Aux États-Unis, le cannabis n'est plus l'apanage des jeunes : sa consommation augmente fortement chez les seniors de plus de 65 ans, comme le raconte Le Monde. Plusieurs études américaines décrivent une progression spectaculaire en une quinzaine d'années, portée par la légalisation du cannabis (médical comme récréatif) dans de nombreux États et par une dédramatisation du produit. (Les pourcentages précis varient selon les enquêtes.)

Des usages avant tout pratiques

Loin du cliché, les seniors américains y recourent surtout pour des raisons concrètes : améliorer le sommeil, soulager des douleurs chroniques, apaiser l'anxiété.
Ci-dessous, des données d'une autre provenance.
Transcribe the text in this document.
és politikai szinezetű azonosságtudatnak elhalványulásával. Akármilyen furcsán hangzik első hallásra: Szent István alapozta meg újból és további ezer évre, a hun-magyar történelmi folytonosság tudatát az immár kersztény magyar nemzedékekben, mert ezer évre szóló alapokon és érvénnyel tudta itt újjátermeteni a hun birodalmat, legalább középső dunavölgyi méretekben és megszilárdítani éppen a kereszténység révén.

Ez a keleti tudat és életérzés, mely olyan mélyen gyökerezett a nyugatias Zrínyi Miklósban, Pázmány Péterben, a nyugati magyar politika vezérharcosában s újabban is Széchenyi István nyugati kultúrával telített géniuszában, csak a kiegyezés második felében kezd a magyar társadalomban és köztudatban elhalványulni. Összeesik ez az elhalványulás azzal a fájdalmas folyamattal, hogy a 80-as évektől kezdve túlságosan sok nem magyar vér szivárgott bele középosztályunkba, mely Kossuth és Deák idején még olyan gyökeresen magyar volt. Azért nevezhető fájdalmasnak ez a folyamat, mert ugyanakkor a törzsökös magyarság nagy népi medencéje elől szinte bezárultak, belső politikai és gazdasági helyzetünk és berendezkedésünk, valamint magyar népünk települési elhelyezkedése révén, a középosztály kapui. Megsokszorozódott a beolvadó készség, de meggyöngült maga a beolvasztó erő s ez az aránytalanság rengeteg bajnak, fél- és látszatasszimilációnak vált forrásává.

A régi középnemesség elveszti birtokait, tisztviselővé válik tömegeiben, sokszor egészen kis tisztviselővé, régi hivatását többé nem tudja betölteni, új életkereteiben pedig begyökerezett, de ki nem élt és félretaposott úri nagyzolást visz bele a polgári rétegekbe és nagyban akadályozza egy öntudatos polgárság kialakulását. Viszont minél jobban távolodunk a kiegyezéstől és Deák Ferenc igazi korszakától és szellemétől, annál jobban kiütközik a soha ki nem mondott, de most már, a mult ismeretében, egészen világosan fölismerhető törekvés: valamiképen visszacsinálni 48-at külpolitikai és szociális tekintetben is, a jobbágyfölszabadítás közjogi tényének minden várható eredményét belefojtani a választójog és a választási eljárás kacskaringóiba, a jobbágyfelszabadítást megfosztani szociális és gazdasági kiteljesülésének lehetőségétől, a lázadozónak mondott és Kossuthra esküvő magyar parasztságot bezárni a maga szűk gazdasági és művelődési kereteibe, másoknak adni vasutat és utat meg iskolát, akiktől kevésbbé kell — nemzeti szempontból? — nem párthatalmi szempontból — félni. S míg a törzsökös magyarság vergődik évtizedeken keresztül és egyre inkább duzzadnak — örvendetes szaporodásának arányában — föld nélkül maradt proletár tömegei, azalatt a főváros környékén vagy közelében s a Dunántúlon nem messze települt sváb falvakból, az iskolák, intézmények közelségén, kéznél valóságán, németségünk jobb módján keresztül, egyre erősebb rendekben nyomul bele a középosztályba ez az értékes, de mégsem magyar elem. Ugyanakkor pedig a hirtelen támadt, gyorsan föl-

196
Beaucoup privilégient des formes discrètes et dosées — produits comestibles, huiles, applications locales — plutôt que de fumer, dans une démarche souvent prudente et tournée vers le bien-être.

La vigilance des médecins

Cette banalisation n'est pas sans risque. Les professionnels de santé alertent sur les interactions médicamenteuses : le cannabis peut interférer avec des traitements courants chez les personnes âgées (anticoagulants, anxiolytiques, etc.). S'ajoutent des effets propres à l'âge — troubles de la vigilance ou de la mémoire, risque de chute, effets cardiovasculaires. D'où l'importance d'en parler à son médecin, ce que beaucoup de patients omettent encore de faire.

Un débat qui résonne en France

Ce phénomène américain interroge aussi de ce côté de l'Atlantique, où le cadre est tout autre : l'usage récréatif du cannabis reste interdit en France, et le cannabis médical fait l'objet d'une expérimentation encadrée. Mais la question de fond — comment accompagner le vieillissement, la douleur et le sommeil — est universelle. Le cas des seniors américains illustre, à sa manière, les évolutions des sociétés face à un produit longtemps tabou.